The smell of rot and burnt flesh clung to the stale air of the collapsed grocery store, a thick fog of decay that even time hadn’t bothered to clear. The flickering overhead lights buzzed and groaned, barely alive, casting twitching shadows over the blood-soaked tile floors. Broken cans rolled in the aisles. A crushed teddy bear lay facedown in a pool of someone’s brains.
And at the center of it all sat Axel Virex, back propped lazily against a shelf of shattered cereal boxes, a knife buried through his thigh, pinning him there like some sick butterfly on a board.
Blood seeped through the jagged tear in his cargo pants, darkening the fabric almost black. He didn’t flinch. He didn’t scream. Hell, he barely blinked.
He was too busy grinning.
Across from him, skewered to the wall like a roast on a spit, was what was left of Cage—the bastard who had set him up. Axel’s spear was shoved clean through the man’s throat, angled so the jagged head had cracked bone on impact, leaving Cage's booted feet twitching midair.

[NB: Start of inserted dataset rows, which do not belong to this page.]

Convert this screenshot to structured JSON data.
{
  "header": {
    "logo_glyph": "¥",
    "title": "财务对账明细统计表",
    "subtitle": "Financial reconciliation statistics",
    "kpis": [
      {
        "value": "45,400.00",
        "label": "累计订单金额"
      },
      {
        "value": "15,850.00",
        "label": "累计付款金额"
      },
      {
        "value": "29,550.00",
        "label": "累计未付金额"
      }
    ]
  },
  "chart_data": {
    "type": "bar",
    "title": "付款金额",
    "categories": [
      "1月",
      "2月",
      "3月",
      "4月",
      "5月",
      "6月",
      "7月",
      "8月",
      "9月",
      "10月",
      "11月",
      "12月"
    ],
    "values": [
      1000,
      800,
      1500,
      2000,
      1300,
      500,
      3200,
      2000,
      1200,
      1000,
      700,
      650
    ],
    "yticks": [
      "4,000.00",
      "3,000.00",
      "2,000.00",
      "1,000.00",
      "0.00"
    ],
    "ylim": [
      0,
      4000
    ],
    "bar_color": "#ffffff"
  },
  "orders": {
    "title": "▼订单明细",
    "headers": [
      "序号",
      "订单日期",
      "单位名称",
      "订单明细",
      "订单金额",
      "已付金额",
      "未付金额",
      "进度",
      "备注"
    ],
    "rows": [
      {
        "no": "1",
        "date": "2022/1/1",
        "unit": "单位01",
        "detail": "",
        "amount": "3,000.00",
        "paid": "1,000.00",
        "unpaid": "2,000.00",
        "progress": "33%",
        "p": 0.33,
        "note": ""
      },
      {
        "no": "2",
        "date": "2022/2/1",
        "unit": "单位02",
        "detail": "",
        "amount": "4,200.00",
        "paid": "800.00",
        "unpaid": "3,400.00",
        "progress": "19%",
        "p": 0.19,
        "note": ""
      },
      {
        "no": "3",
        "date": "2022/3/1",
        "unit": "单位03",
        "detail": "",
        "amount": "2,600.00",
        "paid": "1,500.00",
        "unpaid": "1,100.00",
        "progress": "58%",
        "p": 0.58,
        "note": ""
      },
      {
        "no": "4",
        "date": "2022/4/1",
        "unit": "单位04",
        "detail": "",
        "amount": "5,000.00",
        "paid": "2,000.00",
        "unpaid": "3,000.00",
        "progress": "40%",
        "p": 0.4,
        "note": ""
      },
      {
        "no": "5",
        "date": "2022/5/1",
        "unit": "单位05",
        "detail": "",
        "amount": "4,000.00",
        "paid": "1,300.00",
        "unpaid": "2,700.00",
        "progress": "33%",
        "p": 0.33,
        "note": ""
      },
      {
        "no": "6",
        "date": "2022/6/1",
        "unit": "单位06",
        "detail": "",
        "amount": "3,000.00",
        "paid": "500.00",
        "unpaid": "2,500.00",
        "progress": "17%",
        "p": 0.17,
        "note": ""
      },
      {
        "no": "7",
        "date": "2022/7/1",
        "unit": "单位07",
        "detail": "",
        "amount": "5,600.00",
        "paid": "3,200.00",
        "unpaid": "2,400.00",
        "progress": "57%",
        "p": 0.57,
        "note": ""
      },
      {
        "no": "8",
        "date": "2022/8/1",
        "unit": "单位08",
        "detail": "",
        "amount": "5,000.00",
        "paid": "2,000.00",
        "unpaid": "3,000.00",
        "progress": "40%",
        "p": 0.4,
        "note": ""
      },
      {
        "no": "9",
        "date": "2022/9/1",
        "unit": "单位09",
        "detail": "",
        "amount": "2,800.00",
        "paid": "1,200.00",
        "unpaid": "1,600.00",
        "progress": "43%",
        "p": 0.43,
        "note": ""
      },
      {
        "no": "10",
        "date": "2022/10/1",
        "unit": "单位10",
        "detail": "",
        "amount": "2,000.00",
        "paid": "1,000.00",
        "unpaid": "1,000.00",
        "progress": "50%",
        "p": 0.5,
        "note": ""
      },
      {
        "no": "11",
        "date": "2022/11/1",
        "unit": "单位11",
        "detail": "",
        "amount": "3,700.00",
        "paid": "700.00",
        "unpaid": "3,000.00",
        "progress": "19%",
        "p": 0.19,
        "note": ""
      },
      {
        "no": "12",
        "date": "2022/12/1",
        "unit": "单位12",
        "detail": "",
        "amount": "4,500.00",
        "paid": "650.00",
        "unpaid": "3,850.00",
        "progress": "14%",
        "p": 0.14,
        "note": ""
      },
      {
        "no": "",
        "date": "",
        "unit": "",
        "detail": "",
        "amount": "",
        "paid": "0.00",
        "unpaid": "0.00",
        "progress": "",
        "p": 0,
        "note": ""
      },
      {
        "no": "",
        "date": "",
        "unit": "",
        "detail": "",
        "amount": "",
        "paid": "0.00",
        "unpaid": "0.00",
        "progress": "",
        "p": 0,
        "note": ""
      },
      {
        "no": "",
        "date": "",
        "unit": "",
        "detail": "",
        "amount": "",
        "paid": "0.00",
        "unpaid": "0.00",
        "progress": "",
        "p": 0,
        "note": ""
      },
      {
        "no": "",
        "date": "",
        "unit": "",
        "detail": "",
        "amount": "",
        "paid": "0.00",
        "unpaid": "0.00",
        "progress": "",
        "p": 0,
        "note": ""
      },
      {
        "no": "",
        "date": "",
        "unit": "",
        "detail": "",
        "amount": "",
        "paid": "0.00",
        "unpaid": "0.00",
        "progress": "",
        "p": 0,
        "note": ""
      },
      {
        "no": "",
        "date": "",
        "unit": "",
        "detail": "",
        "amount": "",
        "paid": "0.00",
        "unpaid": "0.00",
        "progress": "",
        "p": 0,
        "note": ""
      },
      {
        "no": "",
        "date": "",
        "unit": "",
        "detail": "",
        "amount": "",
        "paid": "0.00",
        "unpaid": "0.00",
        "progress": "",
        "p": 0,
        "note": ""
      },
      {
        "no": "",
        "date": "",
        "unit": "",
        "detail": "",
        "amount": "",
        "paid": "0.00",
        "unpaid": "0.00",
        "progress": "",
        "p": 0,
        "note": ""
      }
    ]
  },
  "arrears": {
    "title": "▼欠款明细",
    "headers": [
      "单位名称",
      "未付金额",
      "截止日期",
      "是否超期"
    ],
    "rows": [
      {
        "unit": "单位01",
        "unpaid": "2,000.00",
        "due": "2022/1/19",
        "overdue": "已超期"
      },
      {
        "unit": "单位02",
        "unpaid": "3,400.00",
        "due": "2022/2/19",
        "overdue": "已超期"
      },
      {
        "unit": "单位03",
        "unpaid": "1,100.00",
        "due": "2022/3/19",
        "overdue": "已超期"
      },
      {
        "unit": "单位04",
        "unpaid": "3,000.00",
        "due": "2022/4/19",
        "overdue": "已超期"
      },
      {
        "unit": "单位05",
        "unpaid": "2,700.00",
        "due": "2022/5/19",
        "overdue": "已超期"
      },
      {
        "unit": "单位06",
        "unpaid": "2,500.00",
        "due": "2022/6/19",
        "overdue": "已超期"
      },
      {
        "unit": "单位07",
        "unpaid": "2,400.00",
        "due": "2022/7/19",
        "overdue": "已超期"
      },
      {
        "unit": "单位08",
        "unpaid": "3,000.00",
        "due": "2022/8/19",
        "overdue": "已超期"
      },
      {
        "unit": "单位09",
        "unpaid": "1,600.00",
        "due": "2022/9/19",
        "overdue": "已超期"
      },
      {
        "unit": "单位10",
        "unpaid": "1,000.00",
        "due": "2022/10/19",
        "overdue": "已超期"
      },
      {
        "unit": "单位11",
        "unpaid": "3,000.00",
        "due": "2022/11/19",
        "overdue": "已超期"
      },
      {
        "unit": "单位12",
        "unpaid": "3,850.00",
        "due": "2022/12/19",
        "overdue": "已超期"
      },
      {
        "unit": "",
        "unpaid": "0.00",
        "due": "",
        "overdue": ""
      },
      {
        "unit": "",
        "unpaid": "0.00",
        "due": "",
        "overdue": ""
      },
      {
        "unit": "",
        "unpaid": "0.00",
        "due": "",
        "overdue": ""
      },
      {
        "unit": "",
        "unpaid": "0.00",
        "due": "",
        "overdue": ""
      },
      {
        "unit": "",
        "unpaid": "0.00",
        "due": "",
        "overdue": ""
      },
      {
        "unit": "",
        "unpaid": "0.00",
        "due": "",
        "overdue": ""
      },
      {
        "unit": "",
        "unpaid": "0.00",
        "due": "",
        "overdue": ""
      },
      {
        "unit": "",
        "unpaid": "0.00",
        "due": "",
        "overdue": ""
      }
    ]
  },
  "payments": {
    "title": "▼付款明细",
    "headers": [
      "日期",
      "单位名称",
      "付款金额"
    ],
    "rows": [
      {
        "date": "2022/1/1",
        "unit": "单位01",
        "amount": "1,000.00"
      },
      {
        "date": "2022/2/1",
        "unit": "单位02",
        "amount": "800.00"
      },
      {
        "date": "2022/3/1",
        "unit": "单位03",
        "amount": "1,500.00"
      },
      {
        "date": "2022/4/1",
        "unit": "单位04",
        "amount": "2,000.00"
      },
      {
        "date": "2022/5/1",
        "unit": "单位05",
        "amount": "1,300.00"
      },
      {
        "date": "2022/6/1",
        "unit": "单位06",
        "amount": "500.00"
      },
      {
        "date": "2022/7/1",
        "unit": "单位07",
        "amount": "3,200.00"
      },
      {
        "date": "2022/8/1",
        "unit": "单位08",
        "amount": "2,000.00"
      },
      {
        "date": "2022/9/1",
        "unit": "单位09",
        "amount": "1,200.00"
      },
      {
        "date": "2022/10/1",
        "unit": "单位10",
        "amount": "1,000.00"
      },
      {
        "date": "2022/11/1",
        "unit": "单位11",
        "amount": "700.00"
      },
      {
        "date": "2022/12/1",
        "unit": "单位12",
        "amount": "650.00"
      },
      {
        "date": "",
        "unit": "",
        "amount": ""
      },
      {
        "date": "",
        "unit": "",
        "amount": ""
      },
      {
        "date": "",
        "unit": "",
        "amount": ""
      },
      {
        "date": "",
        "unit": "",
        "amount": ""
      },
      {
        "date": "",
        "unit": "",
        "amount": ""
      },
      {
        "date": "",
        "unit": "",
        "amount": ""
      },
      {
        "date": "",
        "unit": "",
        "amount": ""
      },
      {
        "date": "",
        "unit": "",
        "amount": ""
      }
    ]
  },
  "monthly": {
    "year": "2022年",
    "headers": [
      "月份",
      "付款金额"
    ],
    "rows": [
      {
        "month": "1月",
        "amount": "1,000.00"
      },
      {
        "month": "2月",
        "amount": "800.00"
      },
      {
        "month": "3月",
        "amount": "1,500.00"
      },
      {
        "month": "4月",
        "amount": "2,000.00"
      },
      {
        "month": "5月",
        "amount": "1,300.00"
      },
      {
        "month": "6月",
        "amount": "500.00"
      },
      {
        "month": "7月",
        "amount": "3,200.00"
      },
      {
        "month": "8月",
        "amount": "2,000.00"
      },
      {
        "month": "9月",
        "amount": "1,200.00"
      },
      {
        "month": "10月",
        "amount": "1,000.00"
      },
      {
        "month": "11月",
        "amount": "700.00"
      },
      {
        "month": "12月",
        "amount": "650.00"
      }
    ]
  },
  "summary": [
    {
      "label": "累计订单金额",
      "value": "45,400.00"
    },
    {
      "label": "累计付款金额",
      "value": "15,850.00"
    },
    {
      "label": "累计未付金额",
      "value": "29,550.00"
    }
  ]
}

His team was dead—ripped apart, burned, dismembered. A full squad gone in an instant because someone thought they could take the crown from the wrong fucking king.
“Should’ve gone for the head, dumbass,” Axel muttered, voice hoarse, grinning like a demon beneath blood-slicked lips. He reached down, his fingers ghosting over the hilt of the knife in his leg.
“Didn’t even scream right. Pity.”
He tilted his head back and let the silence crawl back in. His breath came in slow, steady pulls, his eyes half-lidded, predatory. The infection in his blood was already knitting the torn muscle beneath the blade, making it sting like hell—but he liked the pain. It reminded him he was still here.
Still in the game.
Still the baddest motherfucker in the Deadlands.
But then—
rustling.
From the far end of the aisle. Soft. Deliberate. Not scavengers. Not rodents.
Someone breathing.
Axel didn’t move his head—he didn’t need to. His pale blue eyes flicked toward the sound, sharp as glass.
Another breath.
The soft squeak of boot leather against linoleum.
Still he didn’t move. Just licked a smear of blood from the corner of his mouth with a slow, wolfish swipe of his tongue.
Then, low and guttural, his voice slid out like a rusted blade:
“...If you’re here to finish the job, sweetheart— you better pray to whatever god’s left you kill me before I stand up.”
He grinned wider, teeth pink with blood.
“'Cause if I get to my feet… I swear on the bones of every bastard in this store... I’m gonna enjoy pulling your fucking spine out through your teeth. Or you can help me. And I’ll protect you from this fucked up deadworld in exchange for your help.”